5b. Keyword Indexing
This section covers jobs of type Keyword Indexing. The previous section covered the Job resource at a high level.
Keyword Indexing Job Details
Keyword indexing jobs start with a PDF or ePub document and produce an XML document as output in Innodom format. A taxonomy must also be specified in JSON format.
Creating a Keywords Indexing Job
Creating a keyword indexing job is done through POST /jobs
and sending
type
as indexing
.
The URI
of the input document must be sent as an input
role in
job.contents
.
Job Metadata
The following job metadata fields are used for data point extraction job.
-
indexing.high_confidence_threshold
— (optional) A confidence threshold between 0 and 1 inclusive. A value of 0 means all keywords will pass through without human review. A value of 1 (or higher) means all keywords will require human review. A value between 0 and 1 indicates some keywords may require human review, determined by the confidence of the system. Default value is 1. -
indexing.taxonomy
— (required) The name of the taxonomy to be used for this job. -
text-extraction.ocr
— (optional) A boolean indicating whether the system should attempt to performOCR
for text extraction. Default value is false. -
zoning.high_confidence_threshold
— (optional) A confidence threshold between 0 and 1 inclusive. A value of 0 means all zoned pages will pass through without human review. A value of 1 (or higher) means all zoned pages will require human review. A value between 0 and 1 indicates some zones may require human review, determined by the confidence of the system. Default value is 1. -
zoning.high_resolution_image_height
— (optional) A number indicating the desired height (in pixels) of the high resolution scans of the input document.
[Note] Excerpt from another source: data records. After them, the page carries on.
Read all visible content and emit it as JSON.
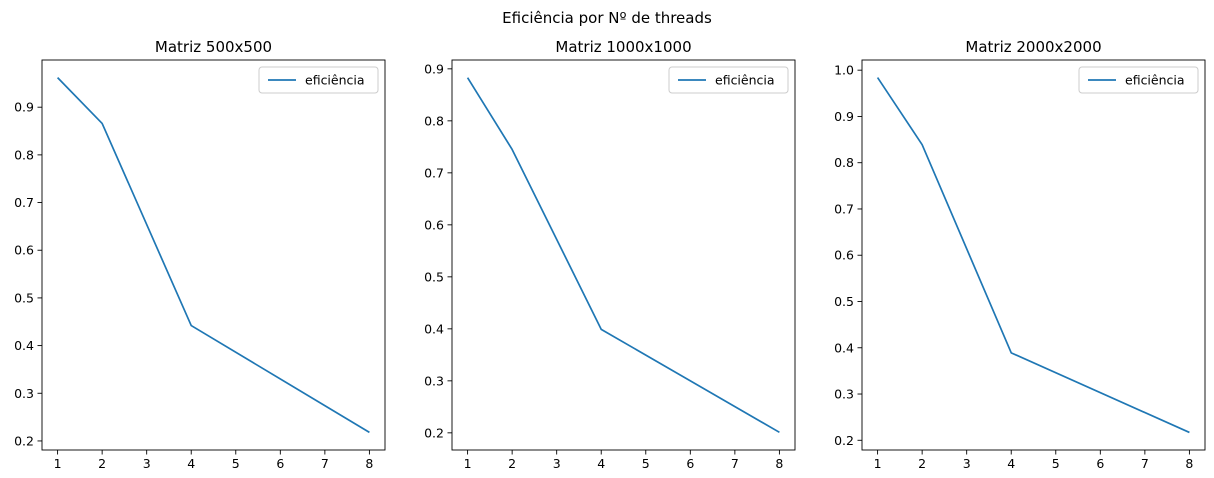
{
  "figure": {
    "title": "Eficiência por Nº de threads"
  },
  "chart_data": [
    {
      "type": "line",
      "title": "Matriz 500x500",
      "xlabel": "",
      "ylabel": "",
      "x": [
        1,
        2,
        4,
        8
      ],
      "series": [
        {
          "name": "eficiência",
          "values": [
            0.962,
            0.866,
            0.442,
            0.218
          ],
          "color": "#1f77b4"
        }
      ],
      "xticks": [
        1,
        2,
        3,
        4,
        5,
        6,
        7,
        8
      ],
      "yticks": [
        0.2,
        0.3,
        0.4,
        0.5,
        0.6,
        0.7,
        0.8,
        0.9
      ],
      "xlim": [
        0.65,
        8.35
      ],
      "ylim": [
        0.181,
        0.999
      ],
      "grid": false,
      "legend": "top-right"
    },
    {
      "type": "line",
      "title": "Matriz 1000x1000",
      "xlabel": "",
      "ylabel": "",
      "x": [
        1,
        2,
        4,
        8
      ],
      "series": [
        {
          "name": "eficiência",
          "values": [
            0.883,
            0.745,
            0.399,
            0.201
          ],
          "color": "#1f77b4"
        }
      ],
      "xticks": [
        1,
        2,
        3,
        4,
        5,
        6,
        7,
        8
      ],
      "yticks": [
        0.2,
        0.3,
        0.4,
        0.5,
        0.6,
        0.7,
        0.8,
        0.9
      ],
      "xlim": [
        0.65,
        8.35
      ],
      "ylim": [
        0.167,
        0.917
      ],
      "grid": false,
      "legend": "top-right"
    },
    {
      "type": "line",
      "title": "Matriz 2000x2000",
      "xlabel": "",
      "ylabel": "",
      "x": [
        1,
        2,
        4,
        8
      ],
      "series": [
        {
          "name": "eficiência",
          "values": [
            0.984,
            0.839,
            0.389,
            0.217
          ],
          "color": "#1f77b4"
        }
      ],
      "xticks": [
        1,
        2,
        3,
        4,
        5,
        6,
        7,
        8
      ],
      "yticks": [
        0.2,
        0.3,
        0.4,
        0.5,
        0.6,
        0.7,
        0.8,
        0.9,
        1.0
      ],
      "xlim": [
        0.65,
        8.35
      ],
      "ylim": [
        0.179,
        1.022
      ],
      "grid": false,
      "legend": "top-right"
    }
  ]
}
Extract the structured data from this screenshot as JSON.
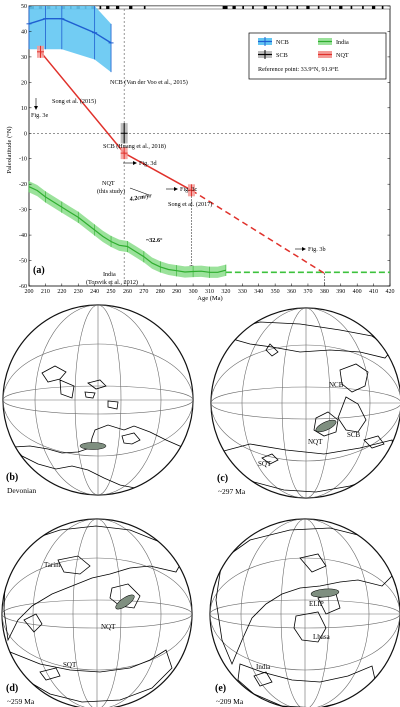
{
  "chart_data": {
    "type": "line",
    "panel_label": "(a)",
    "xlabel": "Age (Ma)",
    "ylabel": "Paleolatitude (°N)",
    "xlim": [
      200,
      420
    ],
    "ylim": [
      -60,
      50
    ],
    "xticks": [
      "200",
      "210",
      "220",
      "230",
      "240",
      "250",
      "260",
      "270",
      "280",
      "290",
      "300",
      "310",
      "320",
      "330",
      "340",
      "350",
      "360",
      "370",
      "380",
      "390",
      "400",
      "410",
      "420"
    ],
    "yticks": [
      "50",
      "40",
      "30",
      "20",
      "10",
      "0",
      "-10",
      "-20",
      "-30",
      "-40",
      "-50",
      "-60"
    ],
    "legend": {
      "position": "top-right",
      "entries": [
        {
          "label": "NCB",
          "color": "#1f5fd1"
        },
        {
          "label": "India",
          "color": "#4fca4f"
        },
        {
          "label": "SCB",
          "color": "#000000"
        },
        {
          "label": "NQT",
          "color": "#e0312b"
        }
      ],
      "reference": "Reference point: 33.9°N, 91.9°E"
    },
    "series": [
      {
        "name": "NCB",
        "color": "#1f5fd1",
        "band_color": "#63c6f2",
        "x": [
          200,
          210,
          220,
          240,
          250
        ],
        "y": [
          43,
          45,
          45,
          39.5,
          35.5
        ],
        "y_low": [
          33,
          33,
          33,
          29,
          24
        ],
        "y_high": [
          50,
          50,
          50,
          50,
          43
        ]
      },
      {
        "name": "India",
        "color": "#2fae2f",
        "band_color": "#9be29b",
        "x": [
          200,
          205,
          210,
          215,
          220,
          225,
          230,
          235,
          240,
          245,
          250,
          255,
          260,
          265,
          270,
          275,
          280,
          285,
          290,
          295,
          300,
          305,
          310,
          315,
          320
        ],
        "y": [
          -21,
          -22.5,
          -25,
          -27,
          -29,
          -31,
          -33,
          -35.5,
          -38,
          -40.5,
          -42.5,
          -44,
          -44.5,
          -46.5,
          -48.5,
          -51,
          -52.5,
          -53.5,
          -54,
          -54.5,
          -54.3,
          -54.2,
          -54.6,
          -54.6,
          -53.8
        ]
      },
      {
        "name": "NQT",
        "color": "#e0312b",
        "solid_x": [
          207,
          258,
          299
        ],
        "solid_y": [
          32,
          -7.8,
          -22.4
        ],
        "dashed_x": [
          299,
          380
        ],
        "dashed_y": [
          -22.4,
          -55
        ],
        "boxes": [
          {
            "x": 207,
            "y": 32
          },
          {
            "x": 258,
            "y": -7.8
          },
          {
            "x": 299,
            "y": -22.4
          }
        ]
      },
      {
        "name": "SCB",
        "color": "#000000",
        "x": [
          258
        ],
        "y": [
          0
        ],
        "err": 4
      }
    ],
    "india_extension_dashed": {
      "x": [
        320,
        420
      ],
      "y": [
        -54.6,
        -54.6
      ]
    },
    "annotations": {
      "ncb": "NCB (Van der Voo et al., 2015)",
      "song2015": "Song et al. (2015)",
      "fig3e": "Fig. 3e",
      "scb": "SCB (Huang et al., 2018)",
      "fig3d": "Fig. 3d",
      "nqt1": "NQT",
      "nqt2": "(this study)",
      "rate": "4.2cm/yr",
      "fig3c": "Fig. 3c",
      "song2017": "Song et al. (2017)",
      "angle": "~32.6°",
      "fig3b": "Fig. 3b",
      "india1": "India",
      "india2": "(Torsvik et al., 2012)"
    }
  },
  "maps": {
    "b": {
      "label": "(b)",
      "subtitle": "Devonian",
      "texts": []
    },
    "c": {
      "label": "(c)",
      "subtitle": "~297 Ma",
      "texts": [
        "NCB",
        "NQT",
        "SCB",
        "SQT"
      ]
    },
    "d": {
      "label": "(d)",
      "subtitle": "~259 Ma",
      "texts": [
        "Tarim",
        "NQT",
        "SQT"
      ]
    },
    "e": {
      "label": "(e)",
      "subtitle": "~209 Ma",
      "texts": [
        "ELIP",
        "Lhasa",
        "India"
      ]
    }
  }
}
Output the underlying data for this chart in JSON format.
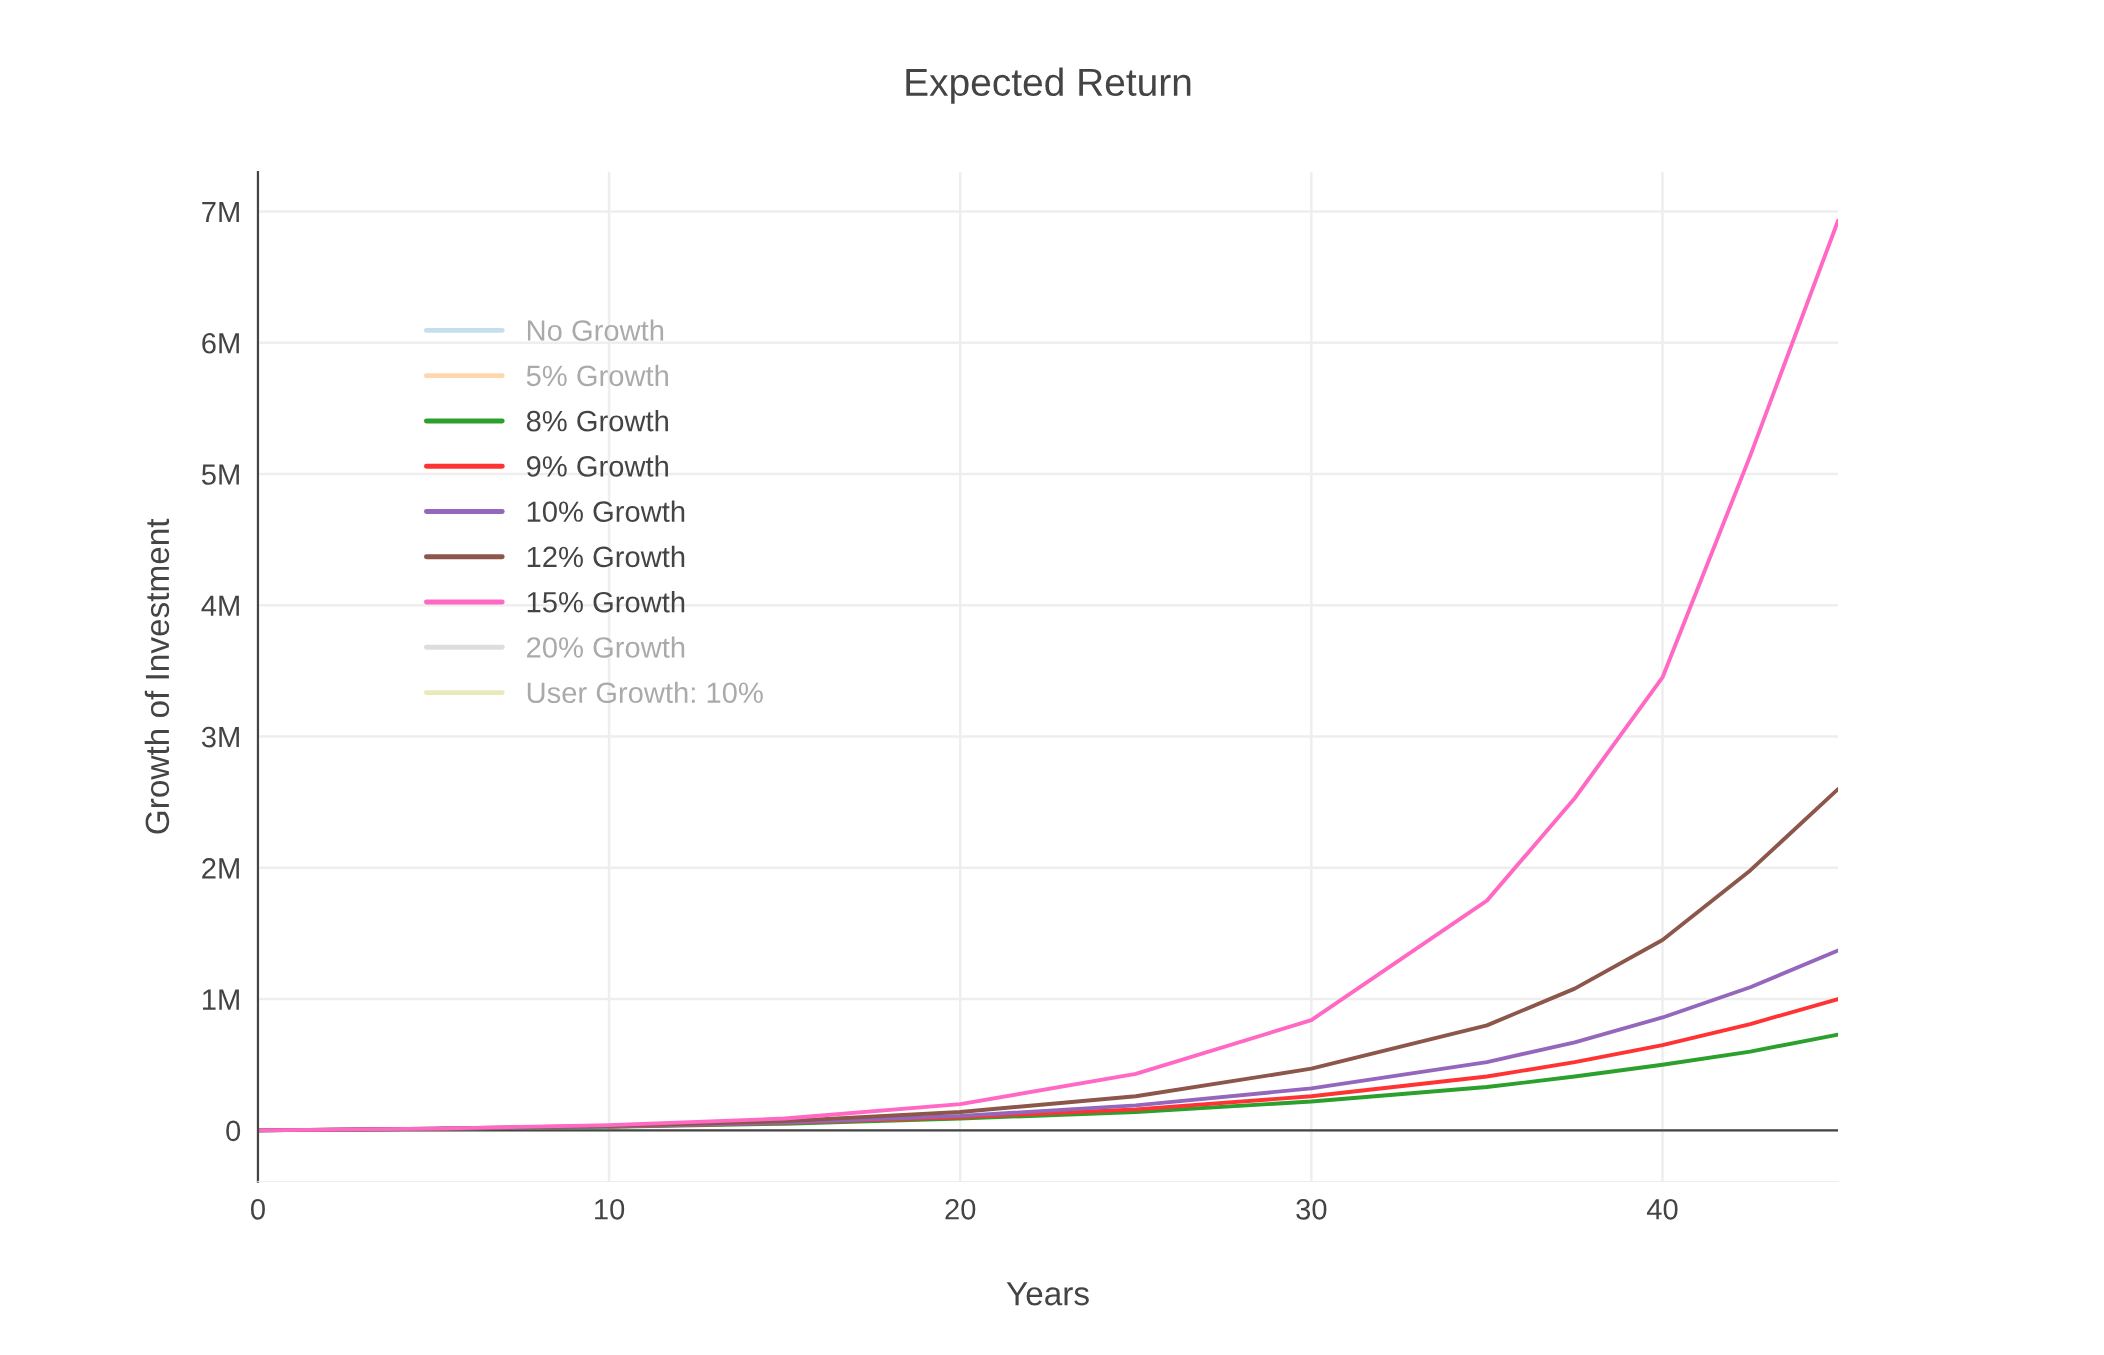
{
  "chart_data": {
    "type": "line",
    "title": "Expected Return",
    "xlabel": "Years",
    "ylabel": "Growth of Investment",
    "x": [
      0,
      5,
      10,
      15,
      20,
      25,
      30,
      35,
      37.5,
      40,
      42.5,
      45
    ],
    "series": [
      {
        "name": "No Growth",
        "color": "#9ecae1",
        "values": [
          null,
          null,
          null,
          null,
          null,
          null,
          null,
          null,
          null,
          null,
          null,
          null
        ]
      },
      {
        "name": "5% Growth",
        "color": "#ffbb78",
        "values": [
          null,
          null,
          null,
          null,
          null,
          null,
          null,
          null,
          null,
          null,
          null,
          null
        ]
      },
      {
        "name": "8% Growth",
        "color": "#2ca02c",
        "values": [
          0,
          11000,
          28000,
          50000,
          90000,
          140000,
          220000,
          330000,
          410000,
          500000,
          600000,
          730000
        ]
      },
      {
        "name": "9% Growth",
        "color": "#ff3333",
        "values": [
          null,
          null,
          29000,
          57000,
          100000,
          160000,
          260000,
          410000,
          520000,
          650000,
          810000,
          1000000
        ]
      },
      {
        "name": "10% Growth",
        "color": "#9467bd",
        "values": [
          0,
          12000,
          30000,
          60000,
          110000,
          190000,
          320000,
          520000,
          670000,
          860000,
          1090000,
          1370000
        ]
      },
      {
        "name": "12% Growth",
        "color": "#8c564b",
        "values": [
          0,
          12000,
          34000,
          70000,
          140000,
          260000,
          470000,
          800000,
          1080000,
          1450000,
          1980000,
          2600000
        ]
      },
      {
        "name": "15% Growth",
        "color": "#ff69c4",
        "values": [
          0,
          13000,
          40000,
          90000,
          200000,
          430000,
          840000,
          1750000,
          2530000,
          3450000,
          5140000,
          6930000
        ]
      },
      {
        "name": "20% Growth",
        "color": "#c7c7c7",
        "values": [
          null,
          null,
          null,
          null,
          null,
          null,
          null,
          null,
          null,
          null,
          null,
          null
        ]
      },
      {
        "name": "User Growth: 10%",
        "color": "#dbdb8d",
        "values": [
          null,
          null,
          null,
          null,
          null,
          null,
          null,
          null,
          null,
          null,
          null,
          null
        ]
      }
    ],
    "xlim": [
      0,
      45
    ],
    "xticks": [
      0,
      10,
      20,
      30,
      40
    ],
    "ylim": [
      -390000,
      7300000
    ],
    "yticks": [
      {
        "value": 0,
        "label": "0"
      },
      {
        "value": 1000000,
        "label": "1M"
      },
      {
        "value": 2000000,
        "label": "2M"
      },
      {
        "value": 3000000,
        "label": "3M"
      },
      {
        "value": 4000000,
        "label": "4M"
      },
      {
        "value": 5000000,
        "label": "5M"
      },
      {
        "value": 6000000,
        "label": "6M"
      },
      {
        "value": 7000000,
        "label": "7M"
      }
    ],
    "ref_lines": [
      {
        "axis": "y",
        "value": 0,
        "color": "#444444"
      }
    ],
    "grid": true,
    "legend": "top left",
    "line_style": "solid"
  }
}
Default value is 1024.
Example
Below is an example of creating a new job of type indexing
.
POST https://api.innodata.com/v1.1/jobs
Content-type: application/json
Authorization: Basic dXNlci1saXZlLTYzMmE1YTYzLWQ2ZDYtNDI0Ni05MWNhLWQ1NDY2MzI2OThkMzo=
Body:
{
"collaboration": {
"teams": [
{
"id": "c383d5a5-4cff-473f-b820-b53bb70abb78",
"steps": ["*"]
}
],
},
"input_content": {
"role": "input",
"uri": "https://api.innodata.com/v1.1/documents/f7afca0f-cd88-465a-bdac-421f7ada07fe/contents"
},
"metadata": {
"indexing": {
"taxonomy": "my-project-taxonomy.json"
}
},
"type": "indexing"
}
Extracting the Output
Once the job reaches the completed
status, the final output will be placed
in the role output
of the job contents
.
This content will have a uri
that can be used to retrieve the final output.
The output is an XML
document in Innodom
format.